My Hard Drive can read/write at well over 100MBs (test file 50GB) continues.
So why is my date through put restricted to 300Mbps ?
Am I missing something here ?
Thanks.
 
It also depends what you are copying. A single large file copies faster that 1000's of smaller ones because of all the overhead involved with the file system.

If you really think it is a issue try a old line mode tool called IPERF. It is a extremely simplistic tool used to test transfer rates between machines. It is very small so it is not affected much by cpu or memory and does not use disk so the speeds of the drives don't matter.

You normally see in the low 900mbps range with iperf.
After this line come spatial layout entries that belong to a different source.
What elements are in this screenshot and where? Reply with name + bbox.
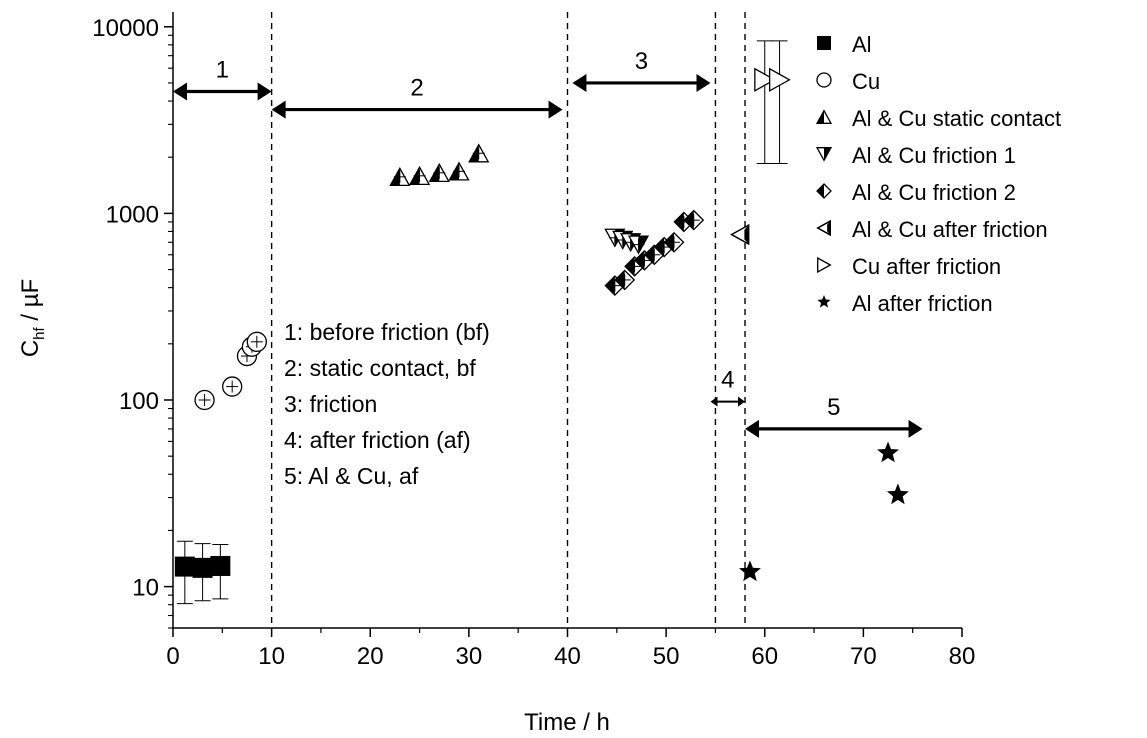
error-bar (771, 40, 788, 165)
legend-marker (817, 36, 831, 50)
legend-label: Al after friction (852, 291, 993, 316)
x-tick-label: 0 (166, 643, 179, 670)
series-al-cu-static-contact (389, 143, 490, 187)
legend-item: Al (817, 32, 872, 57)
legend-item: Al & Cu static contact (815, 106, 1061, 131)
y-tick-label: 10 (132, 575, 159, 602)
data-point (768, 67, 791, 92)
legend-item: Al & Cu friction 1 (815, 143, 1016, 168)
x-axis-label: Time / h (524, 709, 610, 736)
error-bar (756, 40, 773, 165)
legend-label: Al (852, 32, 872, 57)
legend-item: Al & Cu after friction (816, 217, 1048, 242)
region-arrow-1: 1 (173, 56, 272, 101)
x-tick-label: 20 (357, 643, 384, 670)
legend-label: Al & Cu static contact (852, 106, 1061, 131)
series-al-cu-friction-2 (604, 209, 705, 297)
data-point (174, 556, 195, 577)
y-tick-label: 100 (119, 388, 159, 415)
x-tick-label: 60 (751, 643, 778, 670)
region-arrow-4: 4 (710, 367, 746, 407)
legend-marker (816, 183, 832, 199)
region-arrow-5: 5 (745, 394, 923, 438)
data-point (210, 555, 231, 576)
x-tick-label: 30 (456, 643, 483, 670)
data-point (754, 67, 776, 92)
svg-text:Chf / µF: Chf / µF (17, 279, 48, 357)
region-label-4: 4 (721, 367, 734, 394)
series-al (174, 540, 231, 605)
x-tick-label: 70 (850, 643, 877, 670)
data-point (886, 483, 909, 505)
annotation-line: 2: static contact, bf (284, 355, 476, 381)
axes: 0 10 20 30 40 50 60 70 80 10 100 1000 10000 (92, 12, 975, 670)
annotation-line: 3: friction (284, 391, 377, 417)
region-label-1: 1 (216, 56, 229, 83)
legend-marker (816, 72, 832, 88)
x-tick-label: 40 (554, 643, 581, 670)
legend-label: Cu after friction (852, 254, 1001, 279)
y-tick-label: 1000 (106, 201, 159, 228)
y-axis-label-unit: / µF (17, 279, 44, 328)
region-label-2: 2 (410, 75, 423, 102)
data-point (730, 223, 750, 246)
x-tick-label: 50 (653, 643, 680, 670)
x-tick-label: 80 (949, 643, 976, 670)
data-point (877, 441, 899, 463)
annotation-line: 4: after friction (af) (284, 427, 471, 453)
legend-marker (815, 109, 833, 124)
x-tick-label: 10 (258, 643, 285, 670)
series-al-after-friction (739, 441, 909, 582)
legend-label: Cu (852, 69, 880, 94)
series-cu-after-friction (754, 40, 791, 165)
y-axis-label-main: C (17, 340, 44, 357)
y-axis-label-sub: hf (31, 326, 48, 339)
y-tick-label: 10000 (92, 15, 159, 42)
series-al-cu-friction-1 (604, 228, 650, 255)
region-arrow-2: 2 (271, 75, 563, 119)
legend-label: Al & Cu friction 2 (852, 180, 1016, 205)
legend: Al Cu Al & Cu static contact Al & Cu fricti… (815, 32, 1061, 316)
plot-elements: 1 2 3 4 5 (173, 12, 923, 628)
series-cu (194, 331, 267, 411)
legend-label: Al & Cu friction 1 (852, 143, 1016, 168)
legend-item: Cu (816, 69, 880, 94)
legend-marker (817, 295, 831, 308)
legend-item: Al after friction (817, 291, 993, 316)
annotation-line: 1: before friction (bf) (284, 319, 490, 345)
legend-item: Cu after friction (817, 254, 1001, 279)
legend-marker (817, 256, 832, 274)
data-point (739, 560, 761, 582)
legend-marker (815, 147, 833, 162)
annotation-line: 5: Al & Cu, af (284, 463, 419, 489)
series-al-cu-after-friction (730, 223, 750, 246)
legend-item: Al & Cu friction 2 (816, 180, 1016, 205)
annotations: 1: before friction (bf) 2: static contact… (284, 319, 490, 489)
region-label-3: 3 (635, 48, 648, 75)
legend-label: Al & Cu after friction (852, 217, 1048, 242)
y-axis-label: Chf / µF (17, 279, 48, 357)
legend-marker (816, 219, 831, 237)
data-point (192, 557, 213, 578)
region-arrow-3: 3 (572, 48, 711, 92)
region-label-5: 5 (827, 394, 840, 421)
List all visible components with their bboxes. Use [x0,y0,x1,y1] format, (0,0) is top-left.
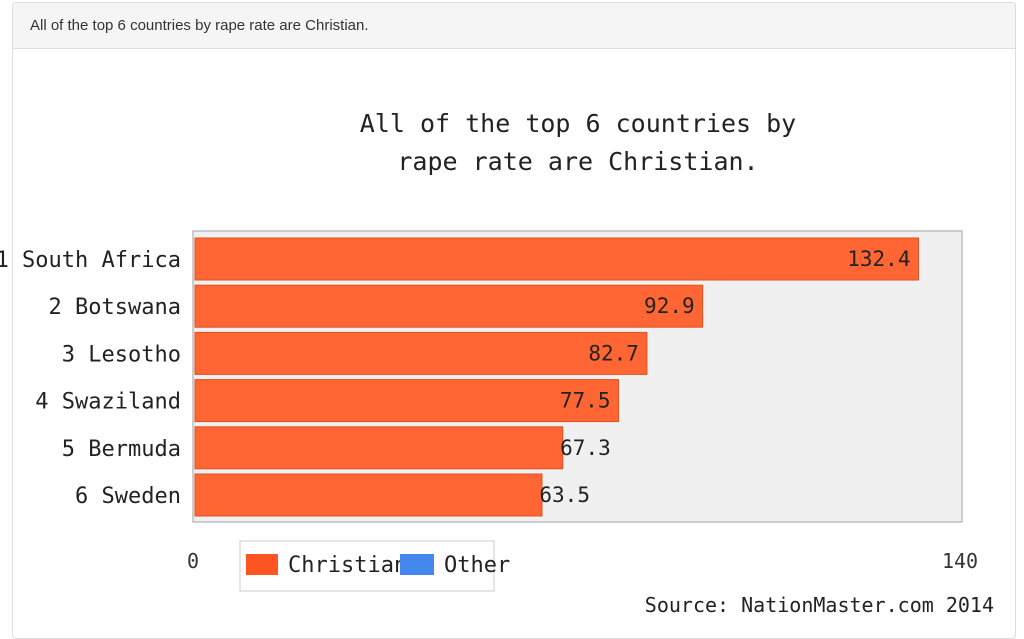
panel-heading: All of the top 6 countries by rape rate … [13,3,1015,49]
chart-title-line-1: All of the top 6 countries by [360,109,797,138]
category-label-6: 6 Sweden [75,484,181,509]
bars-group [194,237,919,517]
category-label-4: 4 Swaziland [35,390,181,415]
bar-4 [194,379,619,423]
bar-2 [194,284,704,328]
bar-5 [194,426,564,470]
value-label-4: 77.5 [560,389,611,413]
legend-label-other: Other [444,553,510,578]
chart-title-line-2: rape rate are Christian. [397,147,758,176]
category-labels: 1 South Africa 2 Botswana 3 Lesotho 4 Swazi… [0,248,181,509]
value-label-6: 63.5 [539,483,590,507]
category-label-5: 5 Bermuda [62,437,181,462]
x-tick-label-min: 0 [187,549,199,573]
legend-box [239,540,495,592]
bar-1 [194,237,919,281]
legend: Christian Other [239,540,510,592]
bar-6 [194,473,543,517]
x-tick-label-max: 140 [942,549,978,573]
legend-swatch-christian [246,554,278,575]
value-label-1: 132.4 [847,247,910,271]
value-label-5: 67.3 [560,436,611,460]
bar-3 [194,331,648,375]
category-label-1: 1 South Africa [0,248,181,273]
legend-swatch-other [400,554,434,575]
value-label-3: 82.7 [588,341,639,365]
source-note: Source: NationMaster.com 2014 [645,593,994,617]
category-label-3: 3 Lesotho [62,342,181,367]
value-labels: 132.4 92.982.7 77.5 67.3 63.5 [539,247,910,507]
legend-label-christian: Christian [288,553,407,578]
value-label-2: 92.9 [644,294,695,318]
category-label-2: 2 Botswana [49,295,181,320]
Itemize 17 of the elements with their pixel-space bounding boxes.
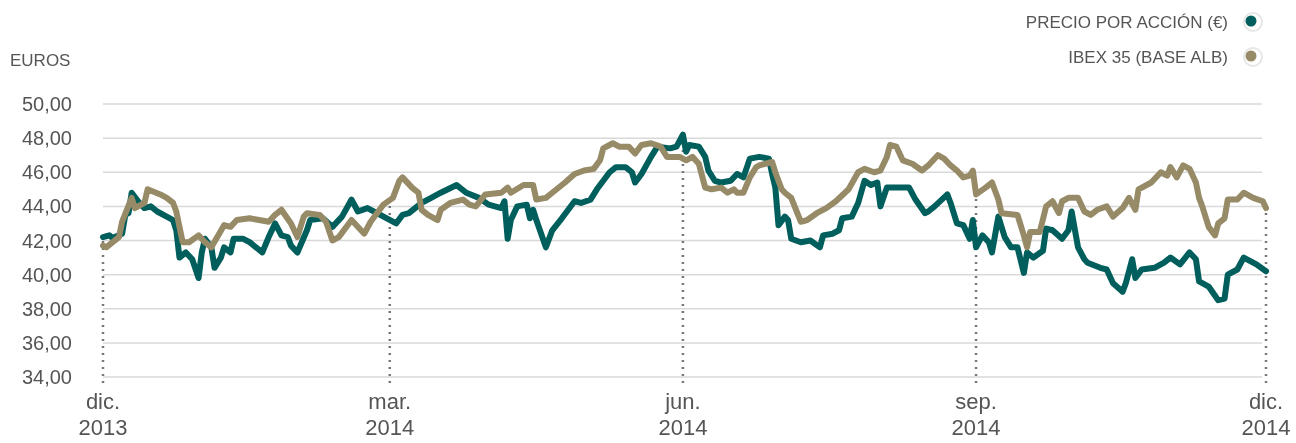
x-tick-label: dic. 2013	[78, 389, 128, 440]
y-tick-label: 50,00	[21, 93, 72, 115]
x-tick-label: sep. 2014	[951, 389, 1001, 440]
y-tick-label: 34,00	[21, 366, 72, 388]
y-axis-title: EUROS	[10, 51, 71, 70]
x-tick-label: jun. 2014	[658, 389, 708, 440]
y-tick-label: 42,00	[21, 229, 72, 252]
legend-label: IBEX 35 (BASE ALB)	[1068, 47, 1228, 67]
y-tick-label: 46,00	[21, 161, 72, 184]
y-tick-label: 44,00	[21, 195, 72, 218]
x-tick-label: mar. 2014	[365, 389, 415, 440]
y-tick-label: 38,00	[21, 297, 72, 320]
y-tick-label: 48,00	[21, 127, 72, 150]
y-tick-label: 40,00	[21, 263, 72, 286]
y-tick-label: 36,00	[21, 331, 72, 354]
x-tick-label: dic. 2014	[1241, 389, 1291, 440]
legend-label: PRECIO POR ACCIÓN (€)	[1025, 12, 1228, 32]
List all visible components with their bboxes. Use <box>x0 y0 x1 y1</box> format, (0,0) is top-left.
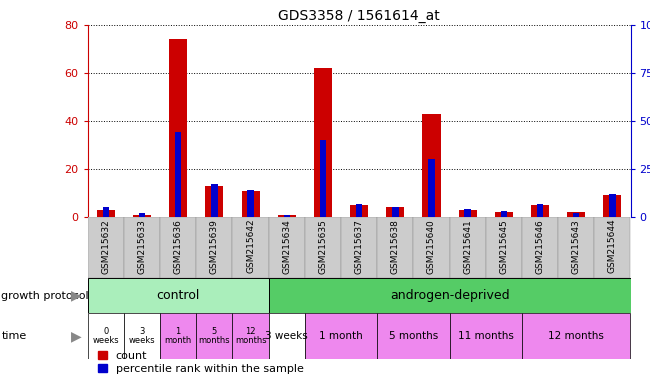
Bar <box>428 159 435 217</box>
Bar <box>169 40 187 217</box>
Text: ▶: ▶ <box>71 329 81 343</box>
Text: GSM215645: GSM215645 <box>499 219 508 273</box>
Text: GSM215646: GSM215646 <box>536 219 545 273</box>
Text: GSM215642: GSM215642 <box>246 219 255 273</box>
Bar <box>160 313 196 359</box>
Bar <box>88 217 124 278</box>
Bar <box>283 215 290 217</box>
Bar <box>233 313 268 359</box>
Bar <box>558 217 594 278</box>
Text: GSM215640: GSM215640 <box>427 219 436 273</box>
Text: GSM215644: GSM215644 <box>608 219 617 273</box>
Text: GSM215635: GSM215635 <box>318 219 328 274</box>
Legend: count, percentile rank within the sample: count, percentile rank within the sample <box>94 346 308 379</box>
Bar <box>138 213 146 217</box>
Bar <box>175 132 181 217</box>
Bar <box>211 184 218 217</box>
Bar <box>341 217 377 278</box>
Bar <box>160 217 196 278</box>
Text: GSM215633: GSM215633 <box>138 219 146 274</box>
Bar <box>486 217 522 278</box>
Bar <box>413 217 450 278</box>
Bar <box>522 313 630 359</box>
Text: 12
months: 12 months <box>235 327 266 345</box>
Text: GSM215638: GSM215638 <box>391 219 400 274</box>
Bar <box>459 210 476 217</box>
Text: time: time <box>1 331 27 341</box>
Bar <box>320 140 326 217</box>
Text: GSM215641: GSM215641 <box>463 219 472 273</box>
Text: 11 months: 11 months <box>458 331 514 341</box>
Bar <box>500 211 507 217</box>
Bar <box>314 68 332 217</box>
Bar <box>603 195 621 217</box>
Text: GSM215639: GSM215639 <box>210 219 219 274</box>
Bar <box>537 204 543 217</box>
Bar <box>196 217 233 278</box>
Text: 5 months: 5 months <box>389 331 438 341</box>
Text: growth protocol: growth protocol <box>1 291 89 301</box>
Bar <box>97 210 115 217</box>
Text: 0
weeks: 0 weeks <box>92 327 119 345</box>
Bar <box>133 215 151 217</box>
Bar <box>495 212 513 217</box>
Bar <box>377 217 413 278</box>
Bar <box>350 205 368 217</box>
Bar <box>305 217 341 278</box>
Bar <box>356 204 363 217</box>
Bar <box>278 215 296 217</box>
Text: 5
months: 5 months <box>199 327 230 345</box>
Bar <box>205 186 224 217</box>
Text: 3
weeks: 3 weeks <box>129 327 155 345</box>
Bar <box>196 313 233 359</box>
Bar <box>567 212 585 217</box>
Bar <box>386 207 404 217</box>
Bar <box>531 205 549 217</box>
Bar <box>522 217 558 278</box>
Text: GSM215632: GSM215632 <box>101 219 111 273</box>
Text: GSM215637: GSM215637 <box>355 219 363 274</box>
Bar <box>103 207 109 217</box>
Bar <box>242 190 259 217</box>
Bar <box>88 313 124 359</box>
Text: 1
month: 1 month <box>164 327 192 345</box>
Text: androgen-deprived: androgen-deprived <box>390 289 510 302</box>
Bar <box>422 114 441 217</box>
Text: ▶: ▶ <box>71 289 81 303</box>
Text: 12 months: 12 months <box>549 331 604 341</box>
Bar <box>233 217 268 278</box>
Bar <box>377 313 450 359</box>
Bar <box>268 278 630 313</box>
Text: GSM215643: GSM215643 <box>572 219 580 273</box>
Bar <box>124 313 160 359</box>
Text: 1 month: 1 month <box>319 331 363 341</box>
Text: GSM215634: GSM215634 <box>282 219 291 273</box>
Bar <box>573 213 580 217</box>
Bar <box>124 217 160 278</box>
Bar <box>392 207 398 217</box>
Bar <box>609 194 616 217</box>
Title: GDS3358 / 1561614_at: GDS3358 / 1561614_at <box>278 8 440 23</box>
Bar <box>450 217 486 278</box>
Text: control: control <box>157 289 200 302</box>
Bar <box>88 278 268 313</box>
Bar <box>268 217 305 278</box>
Bar <box>305 313 377 359</box>
Text: 3 weeks: 3 weeks <box>265 331 308 341</box>
Bar <box>464 209 471 217</box>
Text: GSM215636: GSM215636 <box>174 219 183 274</box>
Bar <box>247 190 254 217</box>
Bar <box>594 217 630 278</box>
Bar <box>268 313 305 359</box>
Bar <box>450 313 522 359</box>
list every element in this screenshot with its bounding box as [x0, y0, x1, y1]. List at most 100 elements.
Generally the network is not the bottleneck. It tends to be a challenge sometimes to find out what is causing slow copy times.
 

flourgrader

Honorable
Feb 6, 2018
16
0
10,510
Thanks Bill for your idea.
I would have thought I can not make it any more simple than connect two network cards together with CAT6 and measure the data flow
between them. I originally thought the problem lay at the switch or the router that is why i disconnected them and removed them from the equation. I am still getting around 300Mbps.
 

flourgrader

Honorable
Feb 6, 2018
16
0
10,510
Thanks Bill for your idea.
I would have thought I can not make it any more simple than connect two network cards together with CAT6 and measure the data flow
between them. I originally thought the problem lay at the switch or the router that is why i disconnected them and removed them from the equation. I am still getting around 300Mbps.
 
use crystaldiskmark to check the hdd r/w speeds. make sure if you have a spinning disk that it's defragged on a windows machine. a very full spinning disk may not have space to write the file sequentially. make sure to update network drivers. the frames will only go on the switch they won't hit the router. if you have a managed switch make sure you aren't running qos or anything that might slow down the switch part.